Shawna Chan was born and raised in Singapore of Peranakan descent and is now based in San Francisco. Shawna works in animation and design and is an educator in color theory and design. She is happiest when creating illustrations and mixed media art inspired by her love for nature, botanicals, everyday life, as well as decorative art and childhood nostalgia. She spends downtime practicing eco conscious living, watering plant babies and is working towards being an owner of a tiny home. @BloodyGirlGang by Shawna Chan is a brand dedicated to being an illustrated voice for women's empowerment.
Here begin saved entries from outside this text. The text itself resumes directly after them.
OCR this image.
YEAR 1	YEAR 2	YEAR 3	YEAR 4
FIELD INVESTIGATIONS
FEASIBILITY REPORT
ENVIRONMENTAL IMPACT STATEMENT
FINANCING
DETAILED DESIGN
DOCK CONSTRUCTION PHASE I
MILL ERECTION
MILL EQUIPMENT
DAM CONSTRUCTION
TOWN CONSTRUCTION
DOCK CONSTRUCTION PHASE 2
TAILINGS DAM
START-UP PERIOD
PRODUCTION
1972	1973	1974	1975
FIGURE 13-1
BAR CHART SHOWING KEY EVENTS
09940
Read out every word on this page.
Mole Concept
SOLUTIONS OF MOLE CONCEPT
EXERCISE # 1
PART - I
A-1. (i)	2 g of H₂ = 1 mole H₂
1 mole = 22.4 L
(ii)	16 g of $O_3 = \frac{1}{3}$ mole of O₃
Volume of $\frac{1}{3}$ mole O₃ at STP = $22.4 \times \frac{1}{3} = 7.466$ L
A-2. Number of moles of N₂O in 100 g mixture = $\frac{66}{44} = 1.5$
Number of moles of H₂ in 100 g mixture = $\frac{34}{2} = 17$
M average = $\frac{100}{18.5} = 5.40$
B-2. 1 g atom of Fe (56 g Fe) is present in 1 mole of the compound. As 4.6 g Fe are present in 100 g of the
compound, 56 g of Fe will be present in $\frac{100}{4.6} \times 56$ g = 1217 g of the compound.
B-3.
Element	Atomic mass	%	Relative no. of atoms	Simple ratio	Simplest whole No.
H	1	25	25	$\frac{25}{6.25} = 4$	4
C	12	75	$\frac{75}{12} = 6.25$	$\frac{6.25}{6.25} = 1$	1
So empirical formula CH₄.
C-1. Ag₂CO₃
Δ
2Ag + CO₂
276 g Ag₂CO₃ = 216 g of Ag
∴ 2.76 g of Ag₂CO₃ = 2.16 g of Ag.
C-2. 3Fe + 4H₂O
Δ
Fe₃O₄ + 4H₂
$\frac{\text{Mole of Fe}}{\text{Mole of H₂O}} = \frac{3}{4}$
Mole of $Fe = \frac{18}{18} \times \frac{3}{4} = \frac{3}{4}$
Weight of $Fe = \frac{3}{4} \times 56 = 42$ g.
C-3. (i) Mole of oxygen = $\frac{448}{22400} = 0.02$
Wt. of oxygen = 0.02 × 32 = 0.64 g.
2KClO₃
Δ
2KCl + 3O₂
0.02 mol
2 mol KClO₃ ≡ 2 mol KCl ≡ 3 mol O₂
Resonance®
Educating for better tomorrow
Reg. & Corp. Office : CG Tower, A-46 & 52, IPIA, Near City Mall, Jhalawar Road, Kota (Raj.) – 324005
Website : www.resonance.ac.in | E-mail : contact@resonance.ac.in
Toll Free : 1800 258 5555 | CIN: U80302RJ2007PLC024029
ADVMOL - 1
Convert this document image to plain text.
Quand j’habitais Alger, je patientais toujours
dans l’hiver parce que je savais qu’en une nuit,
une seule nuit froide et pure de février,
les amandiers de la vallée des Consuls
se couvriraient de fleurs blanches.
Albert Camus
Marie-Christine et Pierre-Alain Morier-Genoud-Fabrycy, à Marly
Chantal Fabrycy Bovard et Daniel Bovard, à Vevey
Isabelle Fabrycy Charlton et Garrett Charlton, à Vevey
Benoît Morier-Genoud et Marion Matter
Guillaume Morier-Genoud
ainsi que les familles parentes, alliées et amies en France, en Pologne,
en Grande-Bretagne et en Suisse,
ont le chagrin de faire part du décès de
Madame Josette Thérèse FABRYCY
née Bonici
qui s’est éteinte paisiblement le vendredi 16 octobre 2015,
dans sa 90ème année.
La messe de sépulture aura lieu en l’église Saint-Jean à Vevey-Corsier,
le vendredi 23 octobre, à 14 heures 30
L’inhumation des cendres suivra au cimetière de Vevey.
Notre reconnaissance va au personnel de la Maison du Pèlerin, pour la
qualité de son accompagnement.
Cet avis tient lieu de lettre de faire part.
Every piece is handcrafted, created with intent to inspire conversations around the movement we are in.
Using acrylic, ink, aerosol and installations, Cece Carpio tells stories of immigration, ancestry, resistance, and resilience. She documents evolving traditions through combining folkloric forms, bold portraits and natural elements with urban art techniques. Her work is influenced people who have been invincible in order to share their thriving presence, to show the dignity and power of their existence. Cece has produced and exhibited work in the Philippines, Fiji Islands, Cuba, Mexico, Guatemala, Nicaragua, Italy, Norway, Ireland, United Kingdom, India, Guam and throughout the United States. She can often be found collaborating with her collective, Trust Your Struggle, teaching, and traveling around the world in pursuit of the perfect wall.